It happened to me as well, in a way, at my mother-in-law’s funeral in Rimini this past May. She was a beautiful Romagnola woman, a lover of life, music, and dance, taken by cancer in just six months. My wife and her sister—who sings and runs a hotel, just like their mother once did—danced to Romagna Mia, her favorite song, right there in front of the casket, already set in the hearse that would take her to be cremated. It was their way of saying, “We love you; we’re always with you; we remember you through life, not through death.” A dizzying swirl of emotions: tears and joyful music. The power of life, the strength of love.

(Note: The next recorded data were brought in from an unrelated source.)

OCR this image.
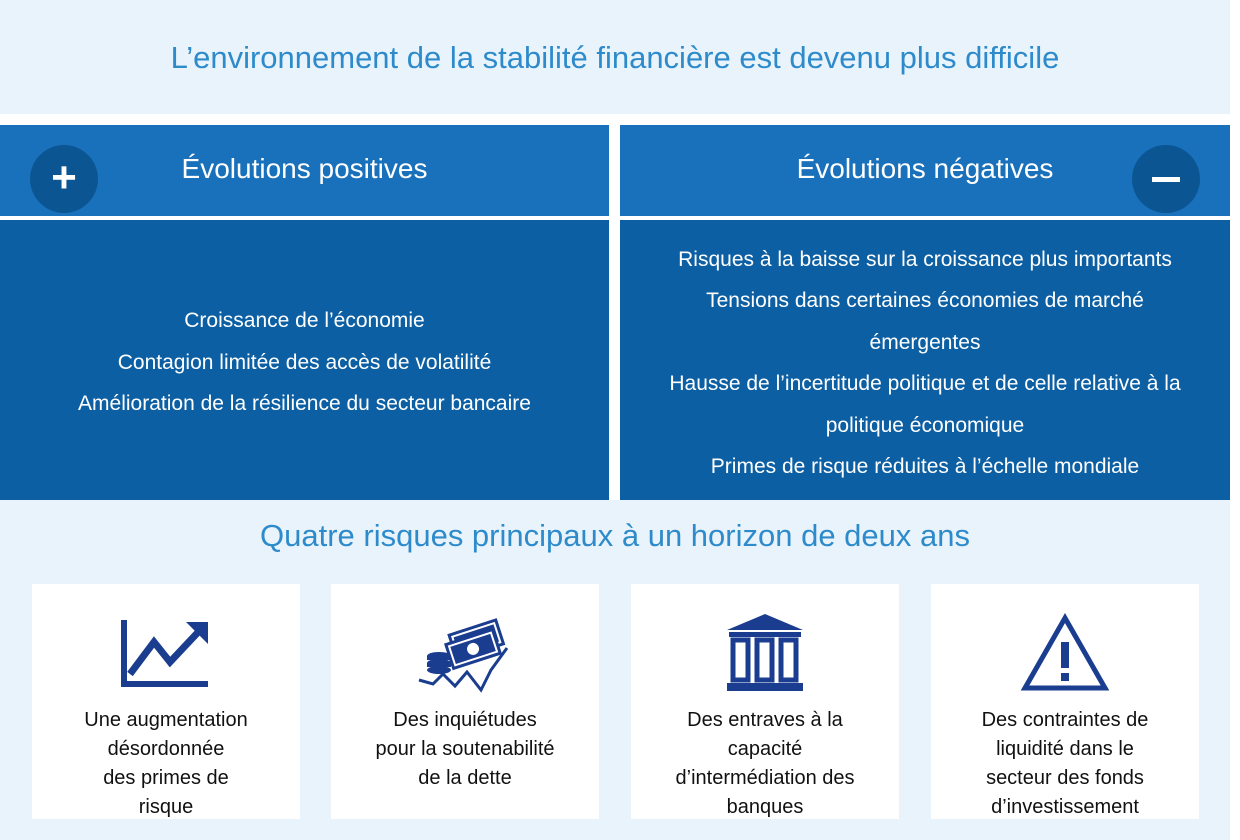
L’environnement de la stabilité financière est devenu plus difficile
+	Évolutions positives	Évolutions négatives
Croissance de l’économie
Contagion limitée des accès de volatilité
Amélioration de la résilience du secteur bancaire
Risques à la baisse sur la croissance plus importants
Tensions dans certaines économies de marché
émergentes
Hausse de l’incertitude politique et de celle relative à la
politique économique
Primes de risque réduites à l’échelle mondiale
Quatre risques principaux à un horizon de deux ans
Une augmentation
désordonnée
des primes de
risque
Des inquiétudes
pour la soutenabilité
de la dette
Des entraves à la
capacité
d’intermédiation des
banques
Des contraintes de
liquidité dans le
secteur des fonds
d’investissement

The scene stirred up conflicting emotions; how could one dance on such a sorrowful day? Across Italy, the story and video of Nonno Gino in Veneto, dancing to dance music at the funeral of his 15-year-old grandson who died in a Vespa crash, is going viral. These were their songs—the soundtrack to their relationship and their joy together. That ritual, that defiant joy, that paradoxical happiness isn’t a lack of decorum; rather, it’s the strength of love that binds those who remain to those who have gone.
Losing a loved one is a terrible trauma, a wound that heals slowly, if ever. Each of us preserves in our hearts what makes them truly immortal, like the brief, repeated moments in front of everyone, where we hold on to the earthly happiness of simply being together.